The World According to Ursula K. Le Guin

“A writer is a person who cares what words mean, what they say, how they say it. Writers know words are their way towards truth and freedom, and so they use them with care, with thought, with fear, with delight. By using words well they strengthen their souls. Story-tellers and poets spend their lives learning that skill and art of using words well. And their words make the souls of their readers stronger, brighter, deeper.”

― Ursula K. Le Guin

I’m not just writing this because tonight PBS will be airing a documentary about the late science fiction writer and thinker of all things, Ursula K. Le Guin, and hope you’ll watch it. I’m writing this because I want to share her with you, like anything else that inspires me or tells me this is so fantastic I can’t keep this all to myself. True greatness whether its a book, a recipe, a song, a piece of artwork, comes with a requisite “share me” tag which can’t be ignored.

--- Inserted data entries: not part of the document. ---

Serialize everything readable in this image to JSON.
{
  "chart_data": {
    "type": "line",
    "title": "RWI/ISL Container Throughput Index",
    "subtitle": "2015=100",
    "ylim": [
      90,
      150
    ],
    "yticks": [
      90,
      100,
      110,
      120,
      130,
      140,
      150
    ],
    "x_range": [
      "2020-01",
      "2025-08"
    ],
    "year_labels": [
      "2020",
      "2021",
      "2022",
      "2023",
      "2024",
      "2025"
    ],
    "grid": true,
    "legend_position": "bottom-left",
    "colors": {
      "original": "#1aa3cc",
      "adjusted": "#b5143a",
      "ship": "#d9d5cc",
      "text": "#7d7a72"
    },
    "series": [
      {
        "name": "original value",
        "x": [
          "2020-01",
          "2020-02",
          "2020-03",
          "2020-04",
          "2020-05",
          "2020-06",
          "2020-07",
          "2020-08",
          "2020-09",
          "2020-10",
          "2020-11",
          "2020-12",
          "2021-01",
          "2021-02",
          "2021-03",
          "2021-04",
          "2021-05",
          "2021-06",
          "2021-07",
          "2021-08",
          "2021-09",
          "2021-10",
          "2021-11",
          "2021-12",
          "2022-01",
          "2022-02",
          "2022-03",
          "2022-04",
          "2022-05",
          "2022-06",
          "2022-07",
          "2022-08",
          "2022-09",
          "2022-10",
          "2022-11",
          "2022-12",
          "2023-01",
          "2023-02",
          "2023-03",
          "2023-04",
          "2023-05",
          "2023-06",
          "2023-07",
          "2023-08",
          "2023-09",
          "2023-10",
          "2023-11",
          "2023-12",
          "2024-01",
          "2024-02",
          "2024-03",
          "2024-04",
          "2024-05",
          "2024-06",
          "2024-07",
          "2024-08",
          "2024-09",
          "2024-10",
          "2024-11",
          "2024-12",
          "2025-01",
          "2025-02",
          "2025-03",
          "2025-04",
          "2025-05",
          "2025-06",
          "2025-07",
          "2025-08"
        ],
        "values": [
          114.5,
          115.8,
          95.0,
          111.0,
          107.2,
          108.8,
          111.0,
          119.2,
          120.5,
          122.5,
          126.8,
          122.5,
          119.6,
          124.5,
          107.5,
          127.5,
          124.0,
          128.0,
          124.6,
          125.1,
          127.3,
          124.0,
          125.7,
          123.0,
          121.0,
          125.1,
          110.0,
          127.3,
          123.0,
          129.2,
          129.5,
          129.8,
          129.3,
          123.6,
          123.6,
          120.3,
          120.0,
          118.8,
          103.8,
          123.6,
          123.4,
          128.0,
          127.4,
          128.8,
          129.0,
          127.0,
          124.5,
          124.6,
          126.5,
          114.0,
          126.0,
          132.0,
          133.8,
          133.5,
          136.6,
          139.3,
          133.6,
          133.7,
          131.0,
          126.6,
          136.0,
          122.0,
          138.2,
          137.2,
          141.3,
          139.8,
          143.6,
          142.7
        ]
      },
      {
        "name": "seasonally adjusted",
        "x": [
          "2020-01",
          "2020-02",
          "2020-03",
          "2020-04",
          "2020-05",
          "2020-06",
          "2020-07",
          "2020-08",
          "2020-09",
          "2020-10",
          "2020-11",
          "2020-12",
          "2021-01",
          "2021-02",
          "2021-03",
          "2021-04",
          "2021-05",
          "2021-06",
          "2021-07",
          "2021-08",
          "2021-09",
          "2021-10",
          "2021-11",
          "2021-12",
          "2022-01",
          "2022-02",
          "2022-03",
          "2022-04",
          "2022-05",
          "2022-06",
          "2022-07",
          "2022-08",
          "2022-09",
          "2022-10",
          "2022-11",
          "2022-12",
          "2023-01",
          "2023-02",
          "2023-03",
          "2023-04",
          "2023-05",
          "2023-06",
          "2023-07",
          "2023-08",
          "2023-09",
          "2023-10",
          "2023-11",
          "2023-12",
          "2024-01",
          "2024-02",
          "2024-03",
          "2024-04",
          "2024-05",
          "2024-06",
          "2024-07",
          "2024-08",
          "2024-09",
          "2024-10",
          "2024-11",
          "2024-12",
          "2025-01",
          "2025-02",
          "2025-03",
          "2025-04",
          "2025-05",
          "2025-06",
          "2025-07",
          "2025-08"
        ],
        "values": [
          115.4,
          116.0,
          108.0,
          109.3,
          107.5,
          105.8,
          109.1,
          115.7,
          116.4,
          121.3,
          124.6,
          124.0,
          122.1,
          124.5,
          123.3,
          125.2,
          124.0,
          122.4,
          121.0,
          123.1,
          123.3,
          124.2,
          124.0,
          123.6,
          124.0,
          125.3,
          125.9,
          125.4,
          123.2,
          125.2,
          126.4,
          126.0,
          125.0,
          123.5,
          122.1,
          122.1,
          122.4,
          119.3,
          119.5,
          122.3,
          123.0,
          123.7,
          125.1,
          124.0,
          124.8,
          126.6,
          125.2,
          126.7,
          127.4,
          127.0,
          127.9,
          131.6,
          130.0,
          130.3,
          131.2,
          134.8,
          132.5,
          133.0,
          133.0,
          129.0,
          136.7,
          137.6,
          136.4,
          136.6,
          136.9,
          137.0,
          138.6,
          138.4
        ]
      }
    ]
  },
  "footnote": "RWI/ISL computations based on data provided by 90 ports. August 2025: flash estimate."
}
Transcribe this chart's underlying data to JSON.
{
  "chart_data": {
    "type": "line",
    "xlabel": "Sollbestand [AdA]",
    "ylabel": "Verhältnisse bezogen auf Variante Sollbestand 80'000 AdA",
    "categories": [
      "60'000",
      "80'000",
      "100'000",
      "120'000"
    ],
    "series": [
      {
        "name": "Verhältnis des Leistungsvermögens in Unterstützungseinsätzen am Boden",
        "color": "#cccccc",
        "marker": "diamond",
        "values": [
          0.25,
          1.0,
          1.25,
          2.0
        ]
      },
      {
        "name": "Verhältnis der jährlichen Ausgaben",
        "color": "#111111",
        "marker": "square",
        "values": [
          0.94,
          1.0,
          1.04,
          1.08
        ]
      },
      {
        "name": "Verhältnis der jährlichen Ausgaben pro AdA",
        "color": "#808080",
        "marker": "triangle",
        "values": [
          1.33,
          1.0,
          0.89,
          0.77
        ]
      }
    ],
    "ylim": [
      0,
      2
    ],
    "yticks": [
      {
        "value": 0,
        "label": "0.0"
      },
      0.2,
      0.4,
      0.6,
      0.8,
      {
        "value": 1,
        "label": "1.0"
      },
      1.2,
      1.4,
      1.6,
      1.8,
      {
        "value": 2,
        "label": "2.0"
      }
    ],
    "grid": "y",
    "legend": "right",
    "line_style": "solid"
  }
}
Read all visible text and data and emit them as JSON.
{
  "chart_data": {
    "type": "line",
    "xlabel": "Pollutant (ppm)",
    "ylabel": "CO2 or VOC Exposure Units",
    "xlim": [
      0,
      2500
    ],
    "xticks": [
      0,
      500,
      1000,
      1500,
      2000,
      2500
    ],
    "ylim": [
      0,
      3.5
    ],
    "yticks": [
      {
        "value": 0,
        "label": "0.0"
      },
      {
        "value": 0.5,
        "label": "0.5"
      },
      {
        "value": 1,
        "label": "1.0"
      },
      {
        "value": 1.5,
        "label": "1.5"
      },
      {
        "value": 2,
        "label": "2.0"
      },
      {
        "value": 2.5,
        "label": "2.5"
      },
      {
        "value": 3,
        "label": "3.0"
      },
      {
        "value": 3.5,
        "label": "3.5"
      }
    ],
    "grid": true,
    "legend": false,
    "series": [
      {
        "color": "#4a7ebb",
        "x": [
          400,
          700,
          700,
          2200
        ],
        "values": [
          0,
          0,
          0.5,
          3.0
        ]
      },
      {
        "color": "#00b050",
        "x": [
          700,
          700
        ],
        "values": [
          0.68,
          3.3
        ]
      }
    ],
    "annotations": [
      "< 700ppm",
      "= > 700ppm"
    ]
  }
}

Like most of us, we discover authors because of recommendations either from friends, websites of other authors. We often hear them discuss their influences and if we’re really into their writing then chances are we’ll give those folks a whirl. And that’s how I came to know Ursula.

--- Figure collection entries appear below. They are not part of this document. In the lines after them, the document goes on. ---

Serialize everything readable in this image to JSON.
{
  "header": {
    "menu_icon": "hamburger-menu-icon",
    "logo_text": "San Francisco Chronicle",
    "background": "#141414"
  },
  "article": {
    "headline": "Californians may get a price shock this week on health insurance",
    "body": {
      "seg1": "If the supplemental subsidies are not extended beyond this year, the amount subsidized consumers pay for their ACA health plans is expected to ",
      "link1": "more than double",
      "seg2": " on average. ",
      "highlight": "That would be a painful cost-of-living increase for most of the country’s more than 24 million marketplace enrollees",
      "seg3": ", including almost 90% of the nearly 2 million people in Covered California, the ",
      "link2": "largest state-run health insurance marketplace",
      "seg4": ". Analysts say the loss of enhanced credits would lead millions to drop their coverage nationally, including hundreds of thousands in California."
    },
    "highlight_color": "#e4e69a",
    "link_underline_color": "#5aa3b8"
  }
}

Even though science fiction is not the genre I naturally gravitate to, I’ve always considered myself a fan. Dune was an eye-opener for me and the way Frank Herbert had created a whole language (fremen) just blew my mind. (subakh ul kuhar – are you well? subakh un nar – I am well, and you? I’m giggling remembering how I had all this crazy stuff down pat). Robert Heinlein, Ray Bradbury, Jules Verne, H.G. Wells, Arthur C. Clarke, yup … I read all these guys, too. But please take note I said “guys.” Back then it was like every other field that didn’t include running a household, a good ole boys club. Something to break into because that is what we must do: change the thinking, change the way the world works.

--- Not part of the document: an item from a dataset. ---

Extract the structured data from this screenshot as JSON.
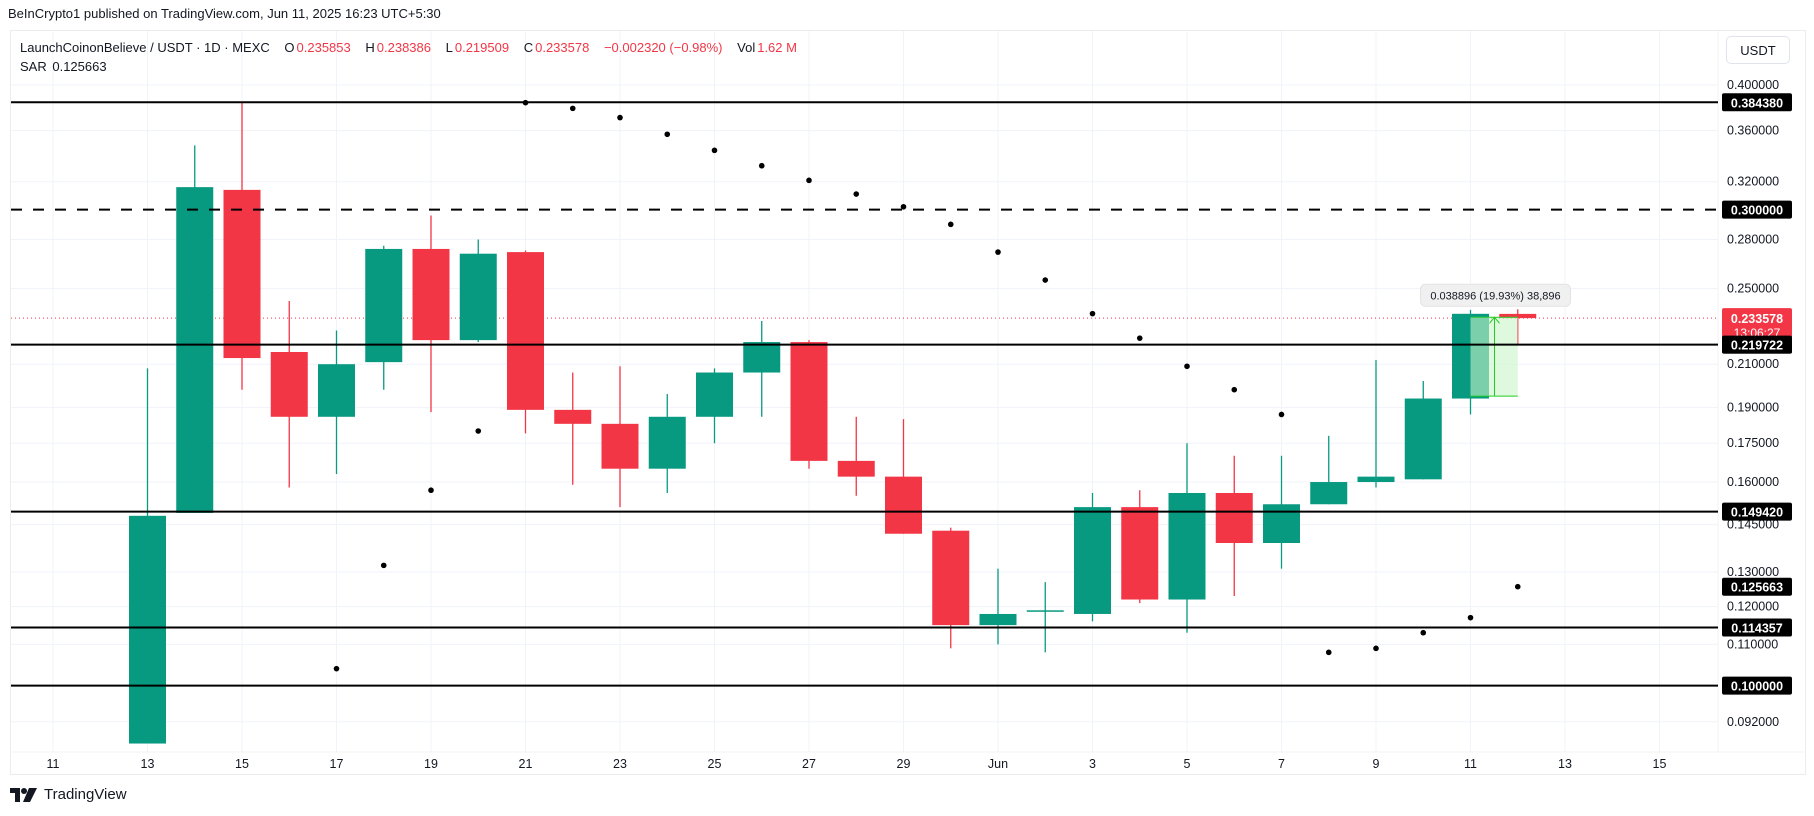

And nothing speaks to this better than her essay: Introducing Myself. Right there at the beginning of The Wave in the Mind, Ursula tells you upfront this was “written in the early nineties as a performance piece.” The first line reads: “I am a man.” From there she goes on to describe herself with the hope you’ll ignore the fact that “I own three bras, and I’ve been pregnant five times and other things like that that you might have noticed, little details.” I visualize this interesting, unpretentious older woman standing in front of an audience saying what I am is more than what you see. And what you see is only getting better. “Models like the Austen and the Bronte were too complicated,” she wrote, “and people just laughed at the Suffragette, and the Woolf was way too far ahead of its time.” “We have been told that there is only one kind of people and they are men.”

If I had to pick just one thing that taught me what it means to be a woman in a man’s world and how to navigate through, I’d have a difficult time. I’ve had so many experiences to pound that message in. But this piece … this brings it home.

In the span of some sixty years, Ursula wrote twenty-one novels, hundreds of essays, short stories, poetry, children’s books and influenced a generation of writers: Terry Pratchett, Salman Rushdie, Zadie Smith, Margaret Atwood, and Neil Gaiman. And it was through Neil that I soon found myself diving headfirst into, The Left Hand of Darkness. That was followed up by, No Time to Spare, her collection of essays, which I absolutely loved and related to. She’s such an easy read when those plain-as-paper thoughts pour out about anything and everything: getting older, her cat Pard, and why the phrase “you can’t have your cake and eat it too,” is grammatically a no-no.

“To light a candle is to cast a shadow…”
― Ursula K. Le Guin, A Wizard of Earthsea

I was blown away when I found out that in 2010, at the age of eighty-one, she started a blog. A blog! Seriously? My mother at the age of eighty-one refused to buy any more shoes with shoelaces complaining that was beyond her scope. Can you imagine the clamor over a keyboard? A mouse? Throwing words out into the black void of Internet space? (Here’s her website where you can read those treasured archived blogs: www.ursulakleguin.com).

Among the many, many things I’ve learned by reading Ursula Le Guin, whether it’s a story, a poem, or an essay, she’s always trying to reach us on some other level. One deeper about those great issues which continue to chip away at our humanity. And that, my friends, is what makes for compelling reading from a most compelling person.

Worlds of Ursula K. Le Guin premieres Friday, August 2 at 9 p.m. on PBS and will also be available for streaming at PBS.org/americanmasters.